Yazıların tamamı göz önüne alınınca Hisar bir fikir ve edebiyat dergisi özelliği gösterir. Dil konusunda dergide aşırı tasfiyeciliğe karşı açık bir tavır ortaya konmuş, yazarlarının çoğu yanlış kelimeler ve sadeleşme gibi meselelerde düşüncelerini belirtmişlerdir. Herhangi bir şekil ve tarza bağlı kalmaksızın muhteva olarak milli kültür çerçevesinde ve estetik değeri ön planda tutan şiirler dikkat çeker. Ülkenin sosyal meseleleriyle ilgili makaleler bulunmakla beraber dergide siyasi denilebilecek yazılara yer verilmemiştir. Derginin genel olarak her konuda ılımlı bir yol tuttuğu söylenebilir (Lamekani, 1998: 127).

Fikir Yazıları

Dergide Z. Gökalp’ten hareketle ilmi konuların tartışılması söz konusudur. İlim etrafında toplanmak insanları boş şeyler üzerinde konuşmaktan, dedikodu yapmaktan alıkoyduğu gibi, İlmi bir konu etrafında toplanmanın bireyleri toplumsallaştırdığı önemle vurgulanır. Toplumsallaşma bireylerin birbirini sevmesini sağladığı gibi yeni şeyler öğrenmelerinin de kaynağıdır. Bu düşünce muhafazakâr düşünce ile örtüşür. Muhafazakâr düşünce de de insan toplumsal bir varlıktır.

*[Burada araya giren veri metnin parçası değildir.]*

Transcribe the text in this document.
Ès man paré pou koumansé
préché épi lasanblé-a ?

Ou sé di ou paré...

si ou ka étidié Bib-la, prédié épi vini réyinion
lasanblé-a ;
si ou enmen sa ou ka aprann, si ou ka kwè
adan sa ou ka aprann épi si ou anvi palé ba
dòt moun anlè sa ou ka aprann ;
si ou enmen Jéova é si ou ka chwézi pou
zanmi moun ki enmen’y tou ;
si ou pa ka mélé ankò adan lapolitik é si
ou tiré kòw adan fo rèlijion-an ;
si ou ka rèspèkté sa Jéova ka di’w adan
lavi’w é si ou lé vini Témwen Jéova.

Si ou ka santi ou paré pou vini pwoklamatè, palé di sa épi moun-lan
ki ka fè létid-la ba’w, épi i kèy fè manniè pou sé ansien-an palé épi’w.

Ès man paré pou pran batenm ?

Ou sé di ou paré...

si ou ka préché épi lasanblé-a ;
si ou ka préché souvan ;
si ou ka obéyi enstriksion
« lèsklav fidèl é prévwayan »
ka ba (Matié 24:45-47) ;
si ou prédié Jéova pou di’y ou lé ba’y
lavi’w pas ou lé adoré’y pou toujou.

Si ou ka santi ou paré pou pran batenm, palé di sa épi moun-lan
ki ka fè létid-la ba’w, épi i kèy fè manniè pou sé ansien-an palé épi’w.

Toplum ilk veridir ve onun dışında insan olmak imkansızdır ve hatta böyle bir şey düşünülemez (Beneton, 18). İlmi

(7)

konuşmanın, görüşmenin kıymetli bir eser okumak kadar önemli olduğu ve insanları yetiştirdiği Şapolyo tarafından ifade edilir ( Şapolyo 1950a: 6-7). İlim nedir sorusuna verilen cevap Cumhuriyetin bilim anlayışına uygun olarak pozitivizmdir ve yine aynı anlayıştan hareketle ilim her olayın kanununu bularak determinizme bağlamaktır. Şapolyo Gökalp’ten öğrendiklerini aktarır. “Bilgi hadiselerin kanunu bilmeksizin her öğrendiğimiz tabiat hadiseleridir.” İlim ise hadiselerin (Niçin) ve (Nasıl) olduğuna cevap vermektir. Kelimelerin tarifini bilmeyen ilim adamı olamaz. İlmi görüşmelerde kelimelerle anlaşamayanlardır ki bir sonuca varamazlar. İşte aydınların birbirleriyle anlaşamamalarının iç nedeni budur. Fikirde birlik, mefkurede birlik, ancak pozitif ilimlerin tarifelerinde anlaşmak, sonrada bu bilgilerinizi bir sisteme bağlamakla mümkündür. Bilimin önderliği vurgulanarak önemli mevkilerde bulunan insanların pozitif bilimlerin gösterdikleri tariflerde birleşmedikleri taktirde Türk milletini arzu edilen seviyeye çıkarmalarının mümkün olamayacağı vurgulanır.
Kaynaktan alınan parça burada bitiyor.